The date of this article from the Atlantic Monthly shows that the World War had been going on for over a year when President Lowell wrote it. The League to Enforce Peace was formed in Independence Hall, Philadelphia, June 17, 1915. Dr. A. Lawrence Lowell is Chairman of the Executive Committee, and Ex-President William Howard Taft is President of the League.
PATRIOTISM (Page 117) This selection on patriotism by Dr. Butler was originally given as part of an address by him before the Newport Historical Society, Newport, R. I., August 15, 1915. In 1917 it was copyrighted by Charles Scribner's Sons, and became part of a volume of addresses by Dr. Butler, which bears the title of A World in Ferment. In 1901 President Wilson, then a professor in Princeton University, wrote the following about modern democracy : “As a matter of fact democracy as we know it is no older than the end of the eighteenth century. The doctrines which sustain it can scarcely be said to derive any support at
all from the practices of the classical states. Modern democracy wears a very different aspect, and rests upon principles separated by the whole heaven from those of the Roman or Grecian democrat."
AMERICANISM (Page 119) This selection on Americanism by Mr. Roosevelt is a portion of an address by him delivered before the Knights of Columbus, Carnegie Hall, New York City, October 12, 1915. The World War had been in progress somewhat over a year. In 1916 George H. Doran Company, New York, copyrighted this address along with other addresses, articles, and public statements by Mr. Roosevelt, and put them together in a volume entitled Fear God and Take Your Own Part. Mr. Roosevelt dedicated this book to Julia Ward Howe, who, he says, was as good a citizen of the Republic as Washington and Lincoln themselves.”. In his introductory note to the book, Colonel Roosevelt says that “the principles set forth in this book are simply the principles of truo Americanism within and without our own borders."

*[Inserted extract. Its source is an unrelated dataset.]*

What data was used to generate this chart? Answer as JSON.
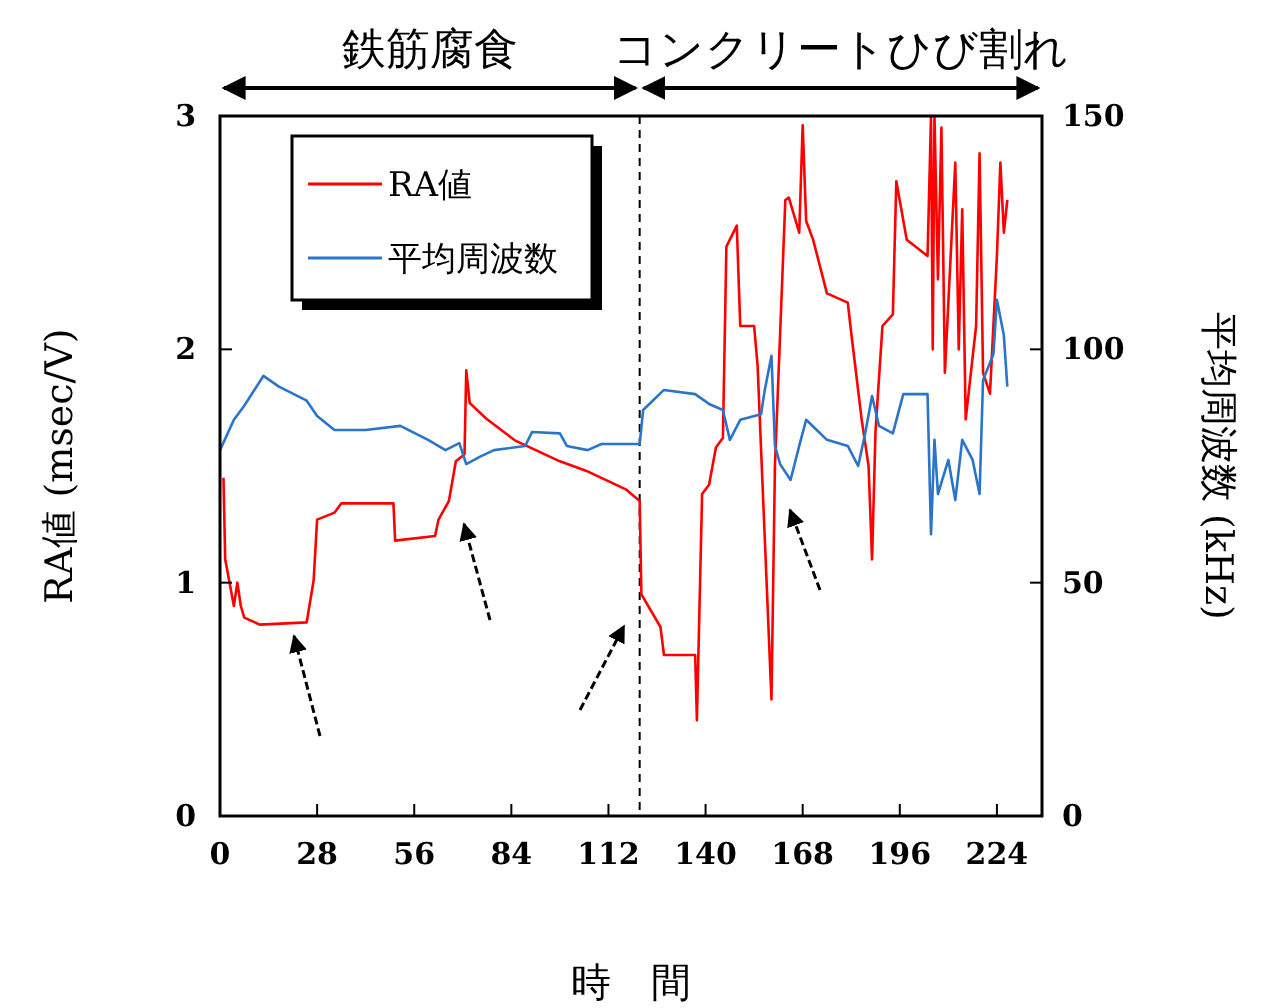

PAN-AMERICANISM (Page 126) Robert Lansing (1864 ) is Secretary of State of the United States. He was born in Watertown, New York, October 17, 1864. He graduated from Amherst College in 1886, and in 1915 was honored by both Amherst and Colgate in being awarded the degree of LL.D. In 1889 he was admitted to the bar, and was a member of the firm of Lansing & Lansing from 1889 to 1907. He was associate counsel for the United States in the Behring Sea Arbitration, 1892–1893; was solicitor for the United States in the Alaskan Boundary Tribunal in 1903; and served the Federal Government in various legal capacities up to June 23, 1915, when he was made Secretary of State by President Wilson. He is associate editor of the American Journal of International Law.